Warner got burned with “Sucker Punch,” which had fans vibrating with excitement in July but failed in its March release. The millions that Disney spent on “Tron: Legacy” at Comic-Con had a less-than-fantastic payoff. A stunt involving video of attendees trapped in coffins made a splash for Lionsgate’s “Buried,” but the film sold just $1 million in tickets when it opened two months later.
“Scott Pilgrim vs. the World” was the big alarm. That Universal movie was the belle of last year’s convention, and the studio spent heavily to make it so, draping the entire side of a skyscraper with an ad, for instance. Released just three weeks after the convention, “Scott Pilgrim” fizzled and the $60 million movie sold just $32 million in tickets.
Comic-Con, which attracts about 130,000 people, usually doesn’t lock in its schedule of presentations until two weeks before the convention — a practice that keeps studio publicists on edge, as they struggle to wrangle stars for appearances in slots that remain at a premium.
David Glanzer, the convention’s director of marketing, said he didn’t detect any major shift in the film industry’s stance toward Comic-Con.
“We get more and more requests, and have less ability to fulfill them,” he said, adding, “Not every studio comes every year.”
For certain, Big Hollywood will still be represented. Universal is plotting a stunt for “Cowboys & Aliens,” which has the advantage of a July 29 release date, when memories of a Comic-Con splash will be fresh. Paramount plans to trot out “The Adventures of Tintin: The Secret of the Unicorn,” with a possible appearance by its director, Steven Spielberg.
Twentieth Century Fox is expected to tackle Comic-Con head-on, particularly with its “Rise of the Planet of the Apes,” which arrives in theaters on Aug. 5. And Sony will roll out an aggressive promotion for its “The Amazing Spiderman,” even though the film won’t be seen until July 2012.

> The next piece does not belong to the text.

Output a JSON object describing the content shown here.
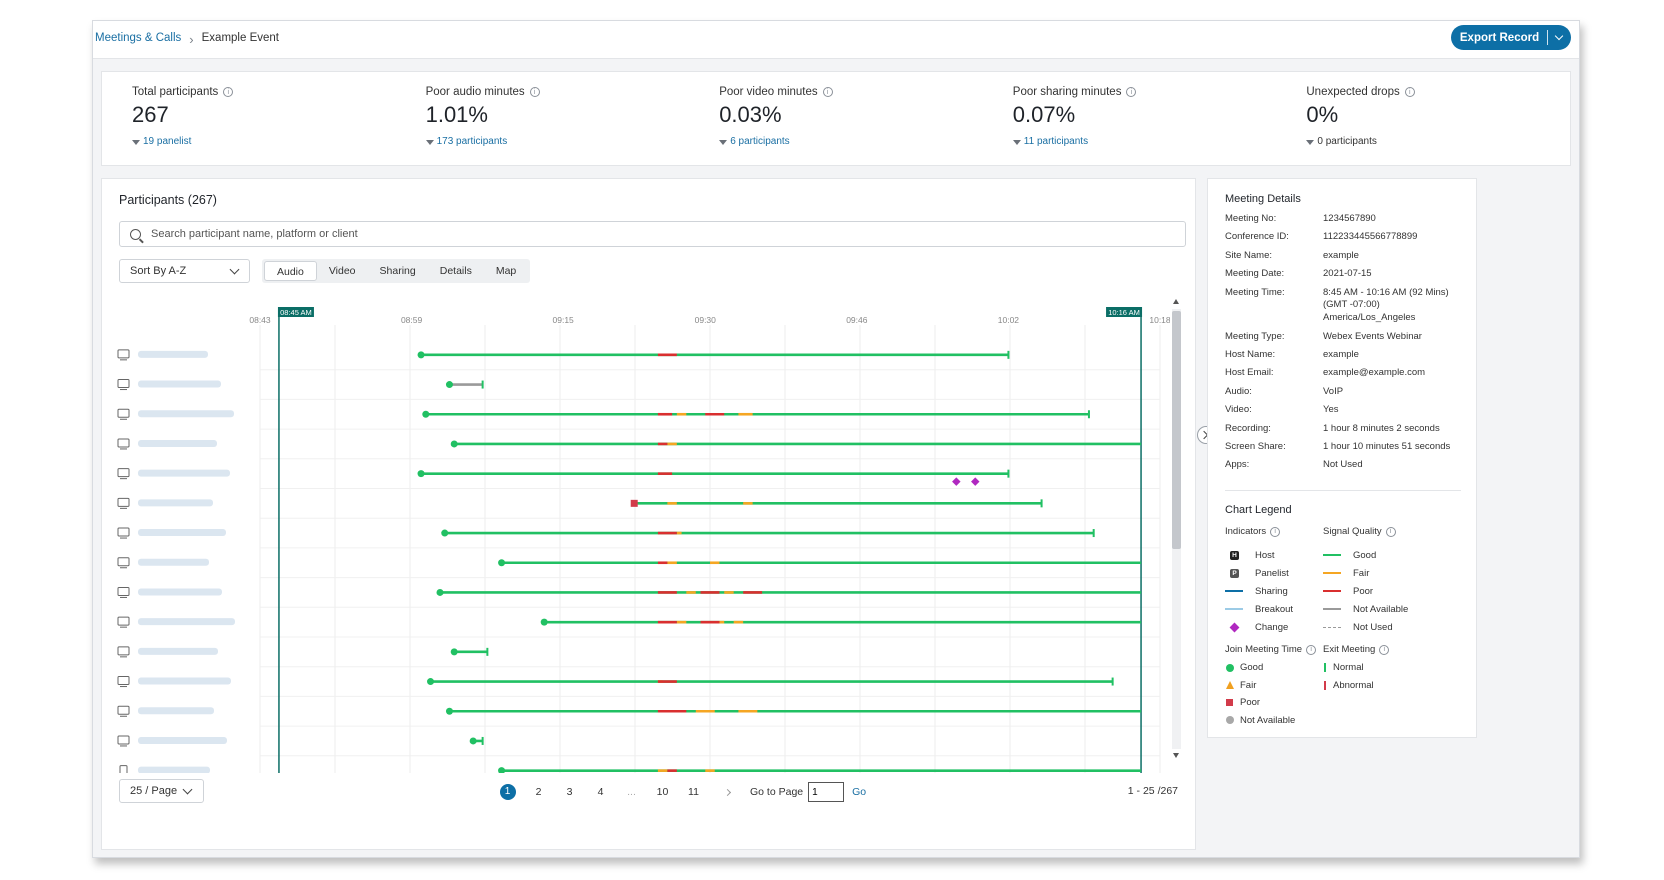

And the light schedule of some major studios leaves a void that newer players want to fill. Relativity Media, once a film financier and now a producer, is expected to make a push at the convention for “Immortals” and “The Raven,” while promoting “Shark Night 3-D,” which is bloodier than the convention usually tolerates.
Among smaller studios, Lionsgate, which won strong results last year for “The Expendables,” will be back; and Summit Entertainment will stage a panel for “The Twilight Saga: Breaking Dawn — Part 1.”
The industry has also realized that Comic-Con’s timing, in late July, is actually friendlier to TV shows, which are getting revved up for fall debuts.
Fox plans to increase its Comic-Con footprint, mounting promotions for at least 10 series, including “Terra Nova,” a dinosaur show produced by Mr. Spielberg. Warner’s Digital operation is planning to promote several original Web series, including “Mortal Kombat: Legacy,” and Warner’s TV division wouldn’t mind stealing the show.
“We’re certainly hoping to,” said Lisa Gregorian, chief marketing officer for the Warner Brothers Television Group, which plans to promote as many as 16 shows — including returning ones “Big Bang Theory” and “Chuck” — at the convention.
Still, even Ms. Gregorian, who said she had spent six months planning to reach fans at Comic-Con — whom she calls “evangelists” — doesn’t foresee her medium displacing the movies in the convention’s Hall H, which annually takes on the aura of a pop cinematic shrine.
“That’s a creative decision by the convention,” she said of the movies’ pride of place in the largest room. “We’re very respectful of that.”